I've developed the dietary habits of a toddler, except I don't throw my food. What I love today I may hate tomorrow. Yesterday, I couldn't live without Chinese take-out (we had something else, and I did live). Today ... chicken sloppy joe's. I have no idea where that came from, I haven't made them in years, but it was most certainly going to be served on our lunch table today.
Here's the recipe. I didn't measure anything so take the measurements as approximations ... and add whatever you've got in the fridge ... I would have added cucumber, zucchini, cabbage, corn, a little sour cream ... who knows what else. This turned out really well, and I'm not just saying that because I'm pregnant, Jason had three helpings.
1 lb. chicken, boneless
1/2 c. carrot
1/2 c. barbeque sauce
1/2 c. ketchup
1 tbsp. tomato paste
1/8 c. onion
1/8 c. pickle relish
1/8 c. mushroom
1/2 c. romaine, finely shredded (or iceberg or cabbage ... )
1 t. parsley
First, get out the food processor.
Cook the chicken in boiling water until done.
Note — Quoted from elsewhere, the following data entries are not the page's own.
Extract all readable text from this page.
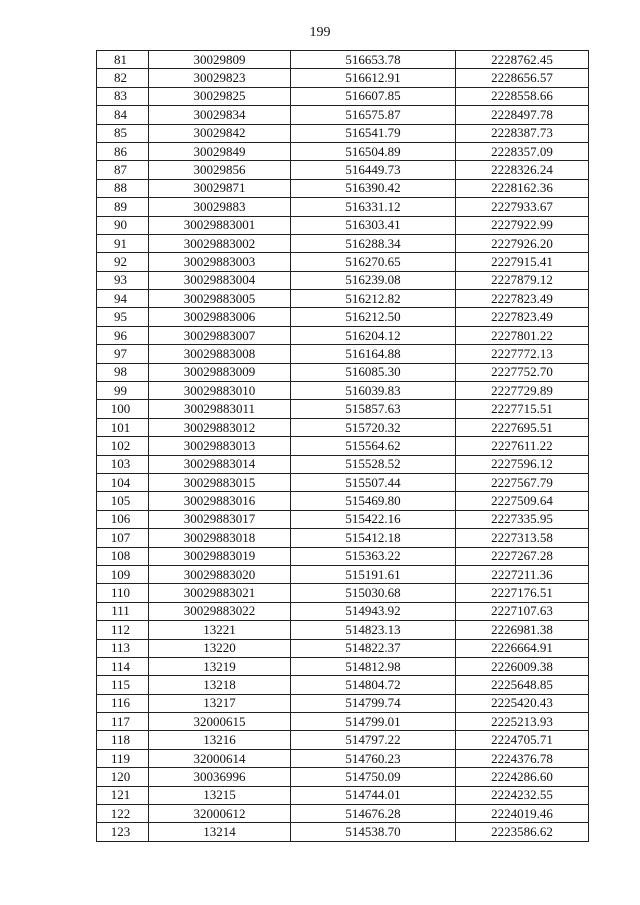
199
81	30029809	516653.78	2228762.45
82	30029823	516612.91	2228656.57
83	30029825	516607.85	2228558.66
84	30029834	516575.87	2228497.78
85	30029842	516541.79	2228387.73
86	30029849	516504.89	2228357.09
87	30029856	516449.73	2228326.24
88	30029871	516390.42	2228162.36
89	30029883	516331.12	2227933.67
90	30029883001	516303.41	2227922.99
91	30029883002	516288.34	2227926.20
92	30029883003	516270.65	2227915.41
93	30029883004	516239.08	2227879.12
94	30029883005	516212.82	2227823.49
95	30029883006	516212.50	2227823.49
96	30029883007	516204.12	2227801.22
97	30029883008	516164.88	2227772.13
98	30029883009	516085.30	2227752.70
99	30029883010	516039.83	2227729.89
100	30029883011	515857.63	2227715.51
101	30029883012	515720.32	2227695.51
102	30029883013	515564.62	2227611.22
103	30029883014	515528.52	2227596.12
104	30029883015	515507.44	2227567.79
105	30029883016	515469.80	2227509.64
106	30029883017	515422.16	2227335.95
107	30029883018	515412.18	2227313.58
108	30029883019	515363.22	2227267.28
109	30029883020	515191.61	2227211.36
110	30029883021	515030.68	2227176.51
111	30029883022	514943.92	2227107.63
112	13221	514823.13	2226981.38
113	13220	514822.37	2226664.91
114	13219	514812.98	2226009.38
115	13218	514804.72	2225648.85
116	13217	514799.74	2225420.43
117	32000615	514799.01	2225213.93
118	13216	514797.22	2224705.71
119	32000614	514760.23	2224376.78
120	30036996	514750.09	2224286.60
121	13215	514744.01	2224232.55
122	32000612	514676.28	2224019.46
123	13214	514538.70	2223586.62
Meanwhile, shred the carrots in the food processor and throw everything but the mushrooms (except the chicken, because it's boiling and it'd be best not to throw boiling chicken ... just let it cook on it's own for now) in a big pan on the stove.
Shred the cooked chicken and the mushrooms in the food processor and add to the big pan on the stove.
Heat medium-high for 10 minutes or so, serve on toasted wheat buns with dill pickle slices, if desired. Enjoy.